The Vice Crusade, which is now just getting under way, promises refined entertainment during the ensuing year. The object of the crusade, as I understand it, is to break up the system of regulating the so-called social evil now in vogue in Baltimore—a system whereby the Supreme Bench, with the advice of the higher police officials, issues licenses to disorderly houses and is thus able to limit their number and regulate their operation. That system has worked very well for many years. It is not perfect, of course, but it has at least had the effect of stamping out robberies in disorderly houses, of closing the more vicious of them and of restricting them to a few neighborhoods. But inasmuch as it gives official recognition to the social evil—i. e., admits the existence of something which all of us know actually does exist—it is opposed and denounced by all virtuosi of virtue. Before the crusade goes any further it would be interesting to hear what the crusaders propose to substitute for this system.

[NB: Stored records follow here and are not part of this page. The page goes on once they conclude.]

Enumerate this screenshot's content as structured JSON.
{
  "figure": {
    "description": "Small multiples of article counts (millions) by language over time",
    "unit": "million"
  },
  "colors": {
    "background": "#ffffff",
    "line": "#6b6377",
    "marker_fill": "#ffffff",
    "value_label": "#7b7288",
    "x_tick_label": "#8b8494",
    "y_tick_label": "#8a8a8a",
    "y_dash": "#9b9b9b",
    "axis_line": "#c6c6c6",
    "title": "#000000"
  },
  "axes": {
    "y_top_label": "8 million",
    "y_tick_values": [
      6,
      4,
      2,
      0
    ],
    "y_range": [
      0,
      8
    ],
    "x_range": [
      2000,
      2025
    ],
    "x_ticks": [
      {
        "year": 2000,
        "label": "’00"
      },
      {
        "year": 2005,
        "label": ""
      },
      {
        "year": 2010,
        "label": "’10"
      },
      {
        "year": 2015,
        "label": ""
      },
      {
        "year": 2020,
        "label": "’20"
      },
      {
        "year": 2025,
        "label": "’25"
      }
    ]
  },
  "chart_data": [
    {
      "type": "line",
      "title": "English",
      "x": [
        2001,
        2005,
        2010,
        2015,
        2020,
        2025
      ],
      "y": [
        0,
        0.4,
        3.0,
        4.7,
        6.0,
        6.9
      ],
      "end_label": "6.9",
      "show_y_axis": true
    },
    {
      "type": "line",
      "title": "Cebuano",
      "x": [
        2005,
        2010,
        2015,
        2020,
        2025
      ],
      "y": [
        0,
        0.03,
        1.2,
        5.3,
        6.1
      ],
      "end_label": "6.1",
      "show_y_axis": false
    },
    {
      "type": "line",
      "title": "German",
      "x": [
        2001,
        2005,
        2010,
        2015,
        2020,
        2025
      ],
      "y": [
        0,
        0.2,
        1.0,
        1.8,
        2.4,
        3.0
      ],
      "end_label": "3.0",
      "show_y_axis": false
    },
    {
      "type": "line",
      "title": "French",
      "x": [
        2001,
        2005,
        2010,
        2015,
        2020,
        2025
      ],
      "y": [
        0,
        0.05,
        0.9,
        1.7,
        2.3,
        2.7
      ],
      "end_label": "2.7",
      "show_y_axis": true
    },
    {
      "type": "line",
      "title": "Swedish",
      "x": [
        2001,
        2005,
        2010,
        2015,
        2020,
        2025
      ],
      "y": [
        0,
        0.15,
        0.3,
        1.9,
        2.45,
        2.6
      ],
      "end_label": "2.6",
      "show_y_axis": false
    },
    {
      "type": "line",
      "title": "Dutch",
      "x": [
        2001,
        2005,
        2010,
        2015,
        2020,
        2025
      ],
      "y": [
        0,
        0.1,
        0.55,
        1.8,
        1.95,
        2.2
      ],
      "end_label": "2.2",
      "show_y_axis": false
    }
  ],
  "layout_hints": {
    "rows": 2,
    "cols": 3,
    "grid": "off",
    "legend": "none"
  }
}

Let all good friends of honest liquor keep their eagle eyes open. The Sacred College of Prominent Baltimoreans has solemnly denounced local option. According to the estimate of the Hon. E. Stanley Gary, dean of the college, the vote Wednesday stood 629 to 21. Thus it appears that the obeah is in full and powerful operation. If, now, the Prominent Baltimoreans launch into an old-time campaign of wind-jamming and resolution-passing, the local option bill is practically certain to be passed. It therefore behooves every wide-awake drinking man to get busy. To be routed by the professional moralists themselves would be bad enough, but to be beaten by the support of the Prominent Baltimoreans would be awful.


Meanwhile it is interesting to note that the Hon. William H. Anderson, chief bombardier of the Anti-Saloon League, trains his heavy ordnance upon the City Hall and prepares to shell the Right Hon. the super-Mahon. Theoretically, of course, that great statesman has nothing to do with the fight against the local option bill, but actually he is in the thick of it, for he is the author of the Hon. James McC. Trippe, whose late effort to assassinate local option behind a screen came to such grief. At the moment of writing, the super-Mahon is still radiating silence, but the betting is 10 to 1 in the kaifs that he will be lured into riotous utterance. All of which, as Pepys would say, will be pretty to see. The honorable gentleman is never more diverting that when he is indignant.


That, of course, is not a personal peculiarity, but a characteristic common to all men. Rile your enemy—and you have him. The Hon. Mr. Anderson knows it well. It was thus that he achieved the goat of the lamented Trippe. Trippe’s game was to be dignified, to play the part of an impartial judge, to carry on the high traditions of the office honored by Wilkinson, Benson and Mudd. But the slapstick of the Hon. Mr. Anderson quickly raised him to such a heat that he bounced out into the arena and began dancing a mad fandango. All his dignity and impartiality vanished. And while he performed, the Hon. Mr. Anderson took good care that a crowd was there to marvel and cry “Booh!”


My spies tell me that the local option bill will be defeated at this session, but by a very close margin. At the next session, no doubt, it will be carried. Then will ensue a period of boot-legging and blind-pigging—after which there will probably be a reaction to license. Meanwhile, it is interesting to note how beautifully the liquor men have mismanaged their campaign. Instead of appealing to the people at the start, and so making a square and stand-up fight, they appealed to the politicians. With what result? Simply with the result that they disgusted and alienated the people. Now they are paying for it.